Doch offenbar ist ihm – aus Unwissenheit vermutlich – ein Schönheitsfehler unterlaufen. Er hat eine von dem ursprünglichen Schild abweichende Schrift gewählt. Die Schriften sind sich zwar ähnlich, aber sie sind nicht identisch. Beide basieren auf geometrischen Grundformen, doch die Unterschiede sind nicht zu übersehen, wenn man einmal genau hinschaut.

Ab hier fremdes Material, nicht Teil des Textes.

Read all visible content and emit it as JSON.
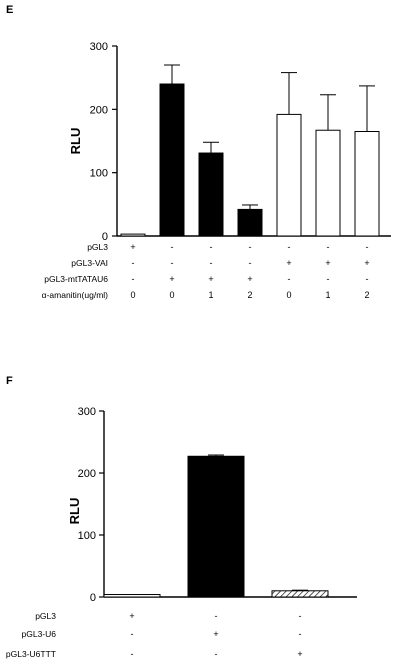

Im Original sehen wir die Futura, die bekannte und von Paul Renner 1927 gezeichnete Grotesk. Die Korrekturen wurden aus der Avant Garde Gothic gesetzt, einer Schrift, die es eigentlich gar nicht geben sollte. Herb Lubalin hat 1968 das Logo für ein US-Kulturmagazin mit dem Titel Avant Garde aus Großbuchstaben konstruiert. Erst Anfang der 1970er Jahre kamen die Kleinbuchstaben hinzu und man konnte die Avant Garde als Font lizenzieren. Als Satzschrift – da sind sich die meisten Typografen heute einig – ist sie nahezu unbrauchbar.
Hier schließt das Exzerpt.